Al-Ghubayya al-Tahta shared an elementary school founded by the Ottomans in 1888 with the villages of al-Ghubayya-al-Fawqa and al-Naghnaghiyya. The school was closed during the British Mandate rule.

===British Mandate era===
In the 1922 census of Palestine, conducted by the British Mandate authorities, Ghabba al-Tahta had a population of 79 Muslims.
In the 1931 census, the two al-Ghubayya village were counted together, the total population was 200 Muslims, in 38 houses.

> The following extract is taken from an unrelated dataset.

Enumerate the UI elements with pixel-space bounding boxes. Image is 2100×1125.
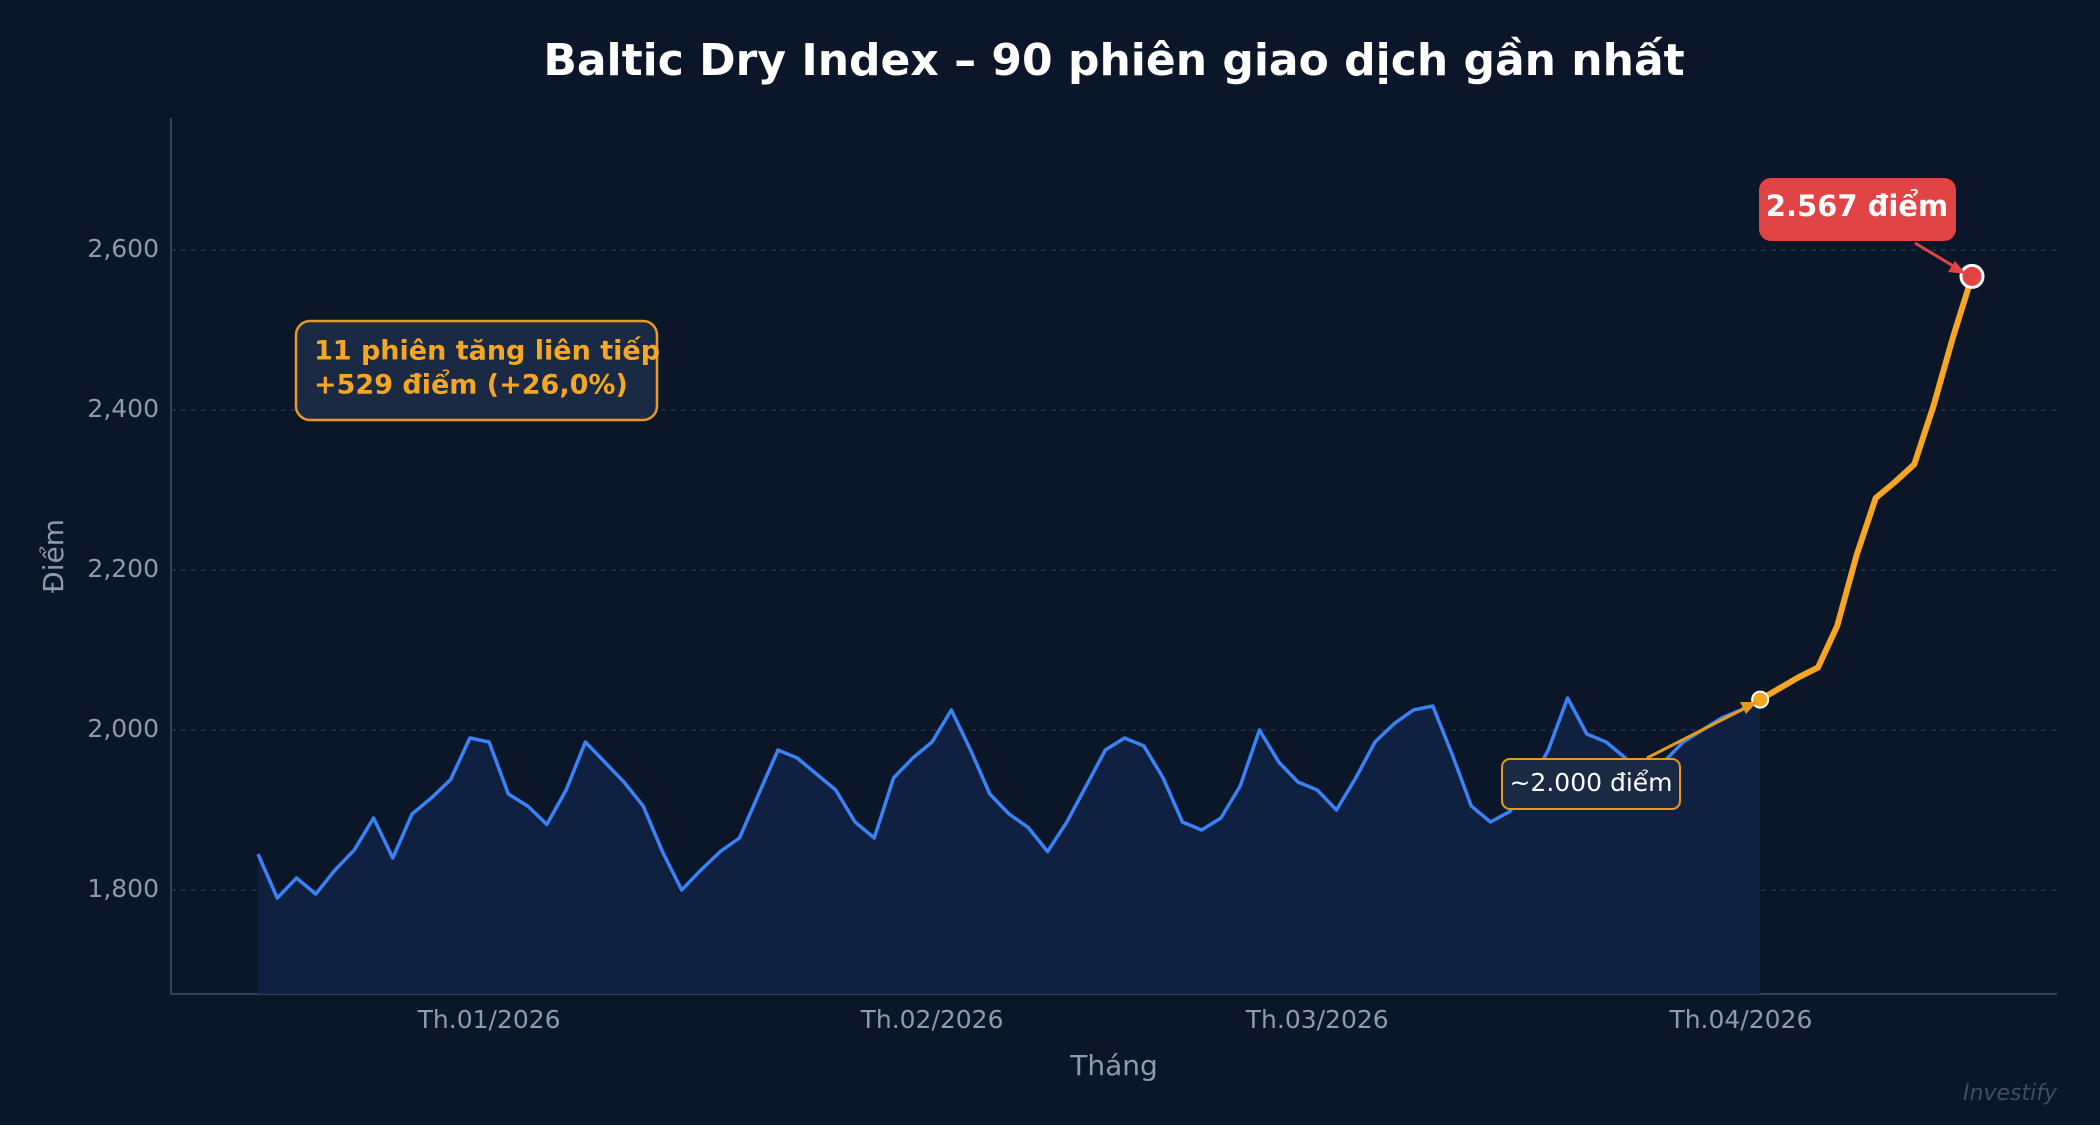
chart-title: Baltic Dry Index – 90 phiên giao dịch gầ…	[543, 35, 1684, 86]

In the 1945 statistics the population was counted with the neighbouring Al-Ghubayya al-Fawqa and al-Naghnaghiyya, and together they had a population of 1,130 Muslims, with a total of 12,139 dunams of land according to an official land and population survey. Of this, 209 dunams were for plantations and irrigable land, 10,883 for cereals, while a total of 1,047 dunams were non-cultivable land.

In addition to agriculture, residents practiced animal husbandry which formed was an important source of income for the town. In 1943, they owned 140 heads of cattle, 10 goats over a year old, 27 horses, 19 donkeys, 523 fowls, and 116 pigeons.

===1948 and aftermath===
On 8 and 9 April 1948, the Haganah raided al-Ghubayya al-Fawqa, al-Ghubayya-al-Tahta and Khirbet Beit Ras, and proceeded to blow them up in the following days.